Saturday 18 July 2015

Stimulated economy, Sluggish investments | CII’s Investment Tracker

Comprehensive set of measures to restore investor sentiments:

  • ranging across the tax regime, 
  • ease of doing business, 
  • Foreign Direct Investment limits, and 
  • administrative and environmental clearances. 
  • A number of large-scale initiatives have been introduced to act as magnets for investments, including 
    • Make in India, 
    • the Smart City mission, and 
    • Clean Energy. 
  • Interest rates, too, are on the downtrend with strong expectations of further rate cuts, and 
  • the macroeconomic environment has turned benign, despite moderation in global growth and trade.
According to CII’s Investment Tracker for May 2015, business confidence stands at the highest levels in the last three years, buoyed by proactive reforms and positive macroeconomic scenario.
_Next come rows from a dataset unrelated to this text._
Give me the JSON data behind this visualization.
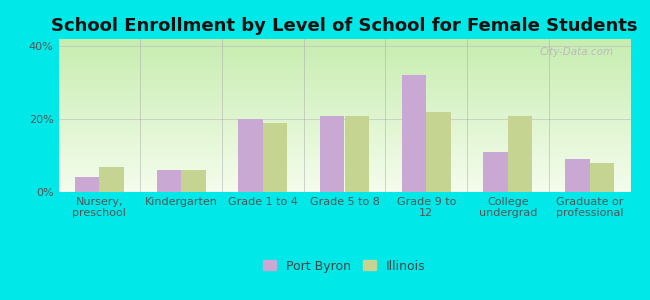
{
  "title": "School Enrollment by Level of School for Female Students",
  "categories": [
    "Nursery,\npreschool",
    "Kindergarten",
    "Grade 1 to 4",
    "Grade 5 to 8",
    "Grade 9 to\n12",
    "College\nundergrad",
    "Graduate or\nprofessional"
  ],
  "port_byron": [
    4,
    6,
    20,
    21,
    32,
    11,
    9
  ],
  "illinois": [
    7,
    6,
    19,
    21,
    22,
    21,
    8
  ],
  "port_byron_color": "#c9a8d4",
  "illinois_color": "#c5d490",
  "bar_width": 0.3,
  "ylim": [
    0,
    42
  ],
  "yticks": [
    0,
    20,
    40
  ],
  "ytick_labels": [
    "0%",
    "20%",
    "40%"
  ],
  "background_color": "#00e8e8",
  "gradient_topleft": "#c8e8b0",
  "gradient_topright": "#e8f8f8",
  "gradient_bottom": "#f0fce8",
  "legend_labels": [
    "Port Byron",
    "Illinois"
  ],
  "title_fontsize": 13,
  "tick_fontsize": 8.0,
  "legend_fontsize": 9,
  "watermark": "City-Data.com"
}
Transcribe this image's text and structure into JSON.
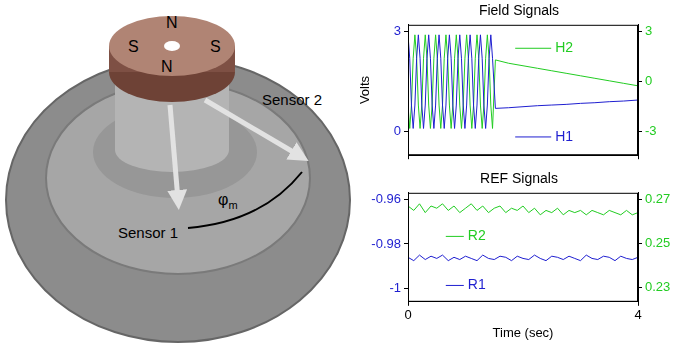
{
  "photo": {
    "magnet_poles": [
      "N",
      "S",
      "S",
      "N"
    ],
    "sensors": [
      "Sensor 1",
      "Sensor 2"
    ],
    "angle_label": {
      "symbol": "φ",
      "subscript": "m"
    }
  },
  "chart_data": [
    {
      "type": "line",
      "title": "Field Signals",
      "ylabel": "Volts",
      "x": [
        0,
        0.03,
        0.06,
        0.09,
        0.12,
        0.15,
        0.18,
        0.21,
        0.24,
        0.27,
        0.3,
        0.33,
        0.36,
        0.39,
        0.42,
        0.45,
        0.48,
        0.51,
        0.54,
        0.57,
        0.6,
        0.63,
        0.66,
        0.69,
        0.72,
        0.75,
        0.78,
        0.81,
        0.84,
        0.87,
        0.9,
        0.93,
        0.96,
        0.99,
        1.02,
        1.05,
        1.08,
        1.11,
        1.14,
        1.17,
        1.2,
        1.23,
        1.26,
        1.29,
        1.32,
        1.35,
        1.38,
        1.41,
        1.44,
        1.47,
        1.52,
        1.75,
        2,
        2.25,
        2.5,
        2.75,
        3,
        3.25,
        3.5,
        3.75,
        4
      ],
      "xlim": [
        0,
        4
      ],
      "xticks": [
        0,
        4
      ],
      "ylim": [
        -0.7,
        3.2
      ],
      "yticks": [
        0,
        3
      ],
      "y2lim": [
        -4.4,
        3.4
      ],
      "y2ticks": [
        -3,
        0,
        3
      ],
      "grid": false,
      "tick_labels": "y",
      "series": [
        {
          "name": "H1",
          "color": "#1f1fd0",
          "values": [
            2.9,
            2.2,
            0.8,
            0.1,
            0.8,
            2.2,
            2.9,
            2.2,
            0.8,
            0.1,
            0.8,
            2.2,
            2.9,
            2.2,
            0.8,
            0.1,
            0.8,
            2.2,
            2.9,
            2.2,
            0.8,
            0.1,
            0.8,
            2.2,
            2.9,
            2.2,
            0.8,
            0.1,
            0.8,
            2.2,
            2.9,
            2.2,
            0.8,
            0.1,
            0.8,
            2.2,
            2.9,
            2.2,
            0.8,
            0.1,
            0.8,
            2.2,
            2.9,
            2.2,
            0.8,
            0.1,
            0.8,
            2.2,
            2.9,
            2.2,
            0.7,
            0.72,
            0.75,
            0.78,
            0.8,
            0.82,
            0.85,
            0.87,
            0.9,
            0.92,
            0.95
          ]
        },
        {
          "name": "H2",
          "color": "#22cc22",
          "axis": "y2",
          "values": [
            -1.4,
            -2.8,
            -1.4,
            1.4,
            2.8,
            1.4,
            -1.4,
            -2.8,
            -1.4,
            1.4,
            2.8,
            1.4,
            -1.4,
            -2.8,
            -1.4,
            1.4,
            2.8,
            1.4,
            -1.4,
            -2.8,
            -1.4,
            1.4,
            2.8,
            1.4,
            -1.4,
            -2.8,
            -1.4,
            1.4,
            2.8,
            1.4,
            -1.4,
            -2.8,
            -1.4,
            1.4,
            2.8,
            1.4,
            -1.4,
            -2.8,
            -1.4,
            1.4,
            2.8,
            1.4,
            -1.4,
            -2.8,
            -1.4,
            1.4,
            2.8,
            1.4,
            -1.4,
            -2.8,
            1.3,
            1.1,
            0.95,
            0.8,
            0.65,
            0.5,
            0.35,
            0.2,
            0.05,
            -0.1,
            -0.25
          ]
        }
      ]
    },
    {
      "type": "line",
      "title": "REF Signals",
      "xlabel": "Time (sec)",
      "x": [
        0,
        0.1,
        0.2,
        0.3,
        0.4,
        0.5,
        0.6,
        0.7,
        0.8,
        0.9,
        1,
        1.1,
        1.2,
        1.3,
        1.4,
        1.5,
        1.6,
        1.7,
        1.8,
        1.9,
        2,
        2.1,
        2.2,
        2.3,
        2.4,
        2.5,
        2.6,
        2.7,
        2.8,
        2.9,
        3,
        3.1,
        3.2,
        3.3,
        3.4,
        3.5,
        3.6,
        3.7,
        3.8,
        3.9,
        4
      ],
      "xlim": [
        0,
        4
      ],
      "xticks": [
        0,
        4
      ],
      "ylim": [
        -1.006,
        -0.957
      ],
      "yticks": [
        -1,
        -0.98,
        -0.96
      ],
      "y2lim": [
        0.2235,
        0.273
      ],
      "y2ticks": [
        0.23,
        0.25,
        0.27
      ],
      "grid": false,
      "series": [
        {
          "name": "R2",
          "color": "#22cc22",
          "axis": "y2",
          "values": [
            0.267,
            0.265,
            0.268,
            0.264,
            0.267,
            0.266,
            0.268,
            0.265,
            0.267,
            0.264,
            0.266,
            0.268,
            0.265,
            0.267,
            0.264,
            0.266,
            0.267,
            0.264,
            0.266,
            0.265,
            0.267,
            0.264,
            0.266,
            0.263,
            0.265,
            0.264,
            0.266,
            0.263,
            0.265,
            0.264,
            0.265,
            0.263,
            0.265,
            0.264,
            0.263,
            0.265,
            0.264,
            0.263,
            0.265,
            0.263,
            0.264
          ]
        },
        {
          "name": "R1",
          "color": "#1f1fd0",
          "values": [
            -0.986,
            -0.9875,
            -0.985,
            -0.987,
            -0.9855,
            -0.9865,
            -0.985,
            -0.9875,
            -0.986,
            -0.987,
            -0.9855,
            -0.9865,
            -0.9875,
            -0.985,
            -0.9865,
            -0.987,
            -0.9855,
            -0.986,
            -0.9875,
            -0.9855,
            -0.9865,
            -0.987,
            -0.985,
            -0.9865,
            -0.9875,
            -0.9855,
            -0.986,
            -0.987,
            -0.9855,
            -0.9865,
            -0.9875,
            -0.985,
            -0.9865,
            -0.987,
            -0.9855,
            -0.986,
            -0.9875,
            -0.9855,
            -0.9865,
            -0.987,
            -0.986
          ]
        }
      ]
    }
  ]
}
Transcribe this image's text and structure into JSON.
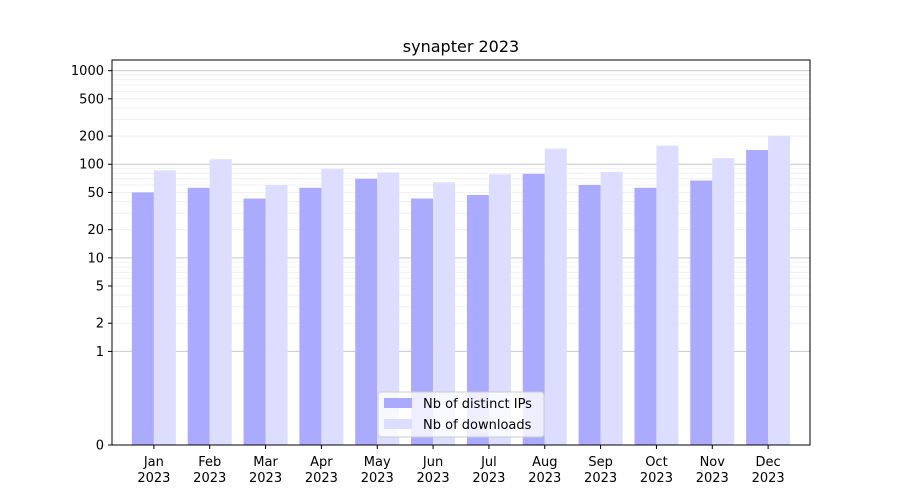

There has been visibly strong improvement in the project pipeline
FDI also went up.

But investments are still low:
  • While intentions to invest are strong, investors are still facing challenges while implementing projects.
  • There are several reasons for slow investment pick-up: 
    • Before the global financial crisis, companies had built up high production capacities in anticipation of continued demand. 
      • However, demand remains muted in the country following three years of high inflation. 
    • Additionally, delays in land acquisition and environmental clearances have led to a bloated pipeline of stranded and delayed projects. 
    • In turn, this has resulted in stressed bank assets so that banks are inhibited from undertaking additional loan burden for new projects.
    • The high interest rates have been a big deterrent to new investments as projects are rendered unviable. 
    • Low profitability of corporates also reduces available resources. 
    • The elevated level of stalled projects has meant subdued demand down the value chain
    • A still-vulnerable global economic environment has not contributed to the overall investment scenario in India, especially as exports are contracting.
  • The 4 R’s — Regulation, Risk Allocation, Renegotiation and Resourcing — need to be addressed to revive projects
  • Dispute resolution:  Given that 101 projects worth Rs. 25,399 crore are stuck in disputes with the National Highways Authority of India, a stronger dispute resolution mechanism in the infrastructure sector would help unblock funds.
  • Clearances: 
    • On ease of doing business, there is need to shift from a sequential to a simultaneous approval system. 
    • Low-risk industries may be exempted from certain clearances
    • Provision of utilities to new factories should be streamlined. 
    • Certain rules and sections of the new Companies Act impose additional burdens and need to be reviewed carefully. 
    • The NITI Aayog could be designated as the coordination centre for central ministries and States on administrative procedures.
  • Infrastructure projects require continued attention and Prime Minister Narendra Modi’s monthly interaction under Pragati would help speed up infrastructure construction. 
  • Budget funds allocated for infrastructure need to be speedily implemented, including for programmes such as Smart Cities and Digital India.
  • Reduce interest rates
  • A National Asset Management Company may be considered to take non-performing assets off banks’ balance sheets, which would unlock lending for investments. 
  • The financial sector should shift from a bank-dominated system to a diversified regime with multiple financing options, particularly for long-term funding.
  • Special attention is required for credit access for small and medium enterprises (SMEs), and 15 per cent of priority sector lending should be earmarked for SMEs. 
    • Ease of doing business needs to be tackled for SMEs through single windows, self-certifications and e-governance.
    • MUDRA scheme implemented properly
  • Manufacturing: Regarding manufacturing, certain focus industries in labour-intensive and advanced sectors should be championed, including automotives, defence, and textiles.
    • In particular, incentives for Research and Development and Information, Communication Technology and Electronics manufacturing would help reduce imports. 
    • A ‘Make in India Technology Venture’ can be set up as a special purpose vehicle under public-private partnership to invest Rs 1 lakh crore in building a knowledge economy
    • The Digital India vision requires simplification of procurement process and a joint government-industry task force to address challenges. 
    • Start-ups should be supported through a suitable scheme.
    • The government has taken many positive steps for a progressive tax policy
    • Dispute resolution mechanisms, arbitration and conciliation can further help in efficient and time-bound clearance of funds in dispute.